Kureyş suresi Kuran'ın sondan 9. baştan itibaren de 106. suresi olup Peygamberimizin kabilesinin adını almış bulunmaktadır. Dört ayetten oluşuyor.
لإيلافِ قُرَيْشٍ (1) إيلافِهِمْ رِحْلَةَ الشَّتَاءِ وَالصَّيْفِ (2) فَلْيَعْبُدُوا رَبَّ هَذَا الْبَيْتِ (3) الَّذِي أَطْعَمَهُمْ مِنْ جُوعٍ وَآمَنَهُمْ مِنْ خَوْفٍ (4)
"Li ilafi kureyşin ilafihim rihleteşşitai vessayf(i) felya'büdü rabbe hazelbeytillezi etamehüm min cuin ve amenehüm min havf."

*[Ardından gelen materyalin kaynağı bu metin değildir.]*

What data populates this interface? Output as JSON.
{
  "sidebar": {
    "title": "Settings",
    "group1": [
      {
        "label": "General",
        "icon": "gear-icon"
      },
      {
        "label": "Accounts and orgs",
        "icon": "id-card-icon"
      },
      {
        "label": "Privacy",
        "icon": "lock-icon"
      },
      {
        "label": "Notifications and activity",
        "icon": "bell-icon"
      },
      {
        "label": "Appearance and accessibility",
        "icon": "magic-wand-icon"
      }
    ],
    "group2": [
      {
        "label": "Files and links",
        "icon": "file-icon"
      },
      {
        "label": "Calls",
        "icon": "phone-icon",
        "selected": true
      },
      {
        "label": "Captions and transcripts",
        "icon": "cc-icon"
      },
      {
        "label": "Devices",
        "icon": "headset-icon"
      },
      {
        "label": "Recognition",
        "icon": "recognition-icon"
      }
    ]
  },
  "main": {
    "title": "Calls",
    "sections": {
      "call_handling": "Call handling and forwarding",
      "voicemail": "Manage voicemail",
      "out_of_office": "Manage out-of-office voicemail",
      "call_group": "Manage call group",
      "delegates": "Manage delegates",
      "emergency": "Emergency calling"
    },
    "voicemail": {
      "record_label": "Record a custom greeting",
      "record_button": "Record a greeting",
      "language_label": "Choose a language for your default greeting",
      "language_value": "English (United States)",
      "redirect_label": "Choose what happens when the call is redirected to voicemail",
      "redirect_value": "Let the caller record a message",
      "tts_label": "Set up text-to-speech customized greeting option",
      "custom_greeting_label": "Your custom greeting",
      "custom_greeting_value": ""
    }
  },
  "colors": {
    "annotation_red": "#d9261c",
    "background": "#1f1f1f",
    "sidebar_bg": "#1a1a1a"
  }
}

"Kureyş'in (genel olarak çevresiyle) anlaşması, kaynaşması, (özel olarak da) yaz ve kış mevsimlerinde alışkanlık ve anlaşıp kaynaşma (nimetleri) için Kureyş kabilesi şu evin (Kabe'nin) Rabbine ibadet etsinler. Zira O (aynı zamanda) onları açlıktan doyurdu ve korkudan emin kıldı"
Kureyş kabilesi Putlara tapıyor, Allah'a ibadet etmiyorlardı. Halbuki Kabe Allah'ın emriyle yer yüzünde ilk defa ibadethane olarak yapılmış, Hz İbrahim tarafından da yeniden inşa edilmişti. Ve onun sayesinde Mekke'in sakinleri çevreden itibar görüyor, hatta onun hareminde (yakın çevresinde) kimse kimseye tecavüz etmiyor, emniyet içinde yaşıyorlardı. Ayrıca çevre Devletleriyle bu sayede kolayca ticaret antlaşması yapabiliyor, imtiyaz (kapitülasyon) elde ediyorlardı. Bu avantaj büyük bir nimet olup Allah'ın evi Ka'be sayesinde elde ediliyordu. Bu arada Zemzem suyu gibi nimetler de vardı; fakat buna rağmen putlara tapıyor, sapkınlık içinde yaşıyorlardı. İşte bu durum hatırlatılarak birçok ilahi nimetin karşılığı ibadet etmeleri gerekirken yapmıyorlardı; hiç değilse akıl sahibi olanlarda hayranlık uyandıran Mekke'nin asayişi, çevre Aşiret ve Devletleriyle yapılan antlaşmalar, yaz günlerinde Şam tarafına sıcaktan bunalmadan, kış mevsiminde Yemen tarafına üşümeden gidip gelebilme nimetlerine karşı Ka'be'nin sahibi olan Allah'a ibadet etmeleri isteniyordu.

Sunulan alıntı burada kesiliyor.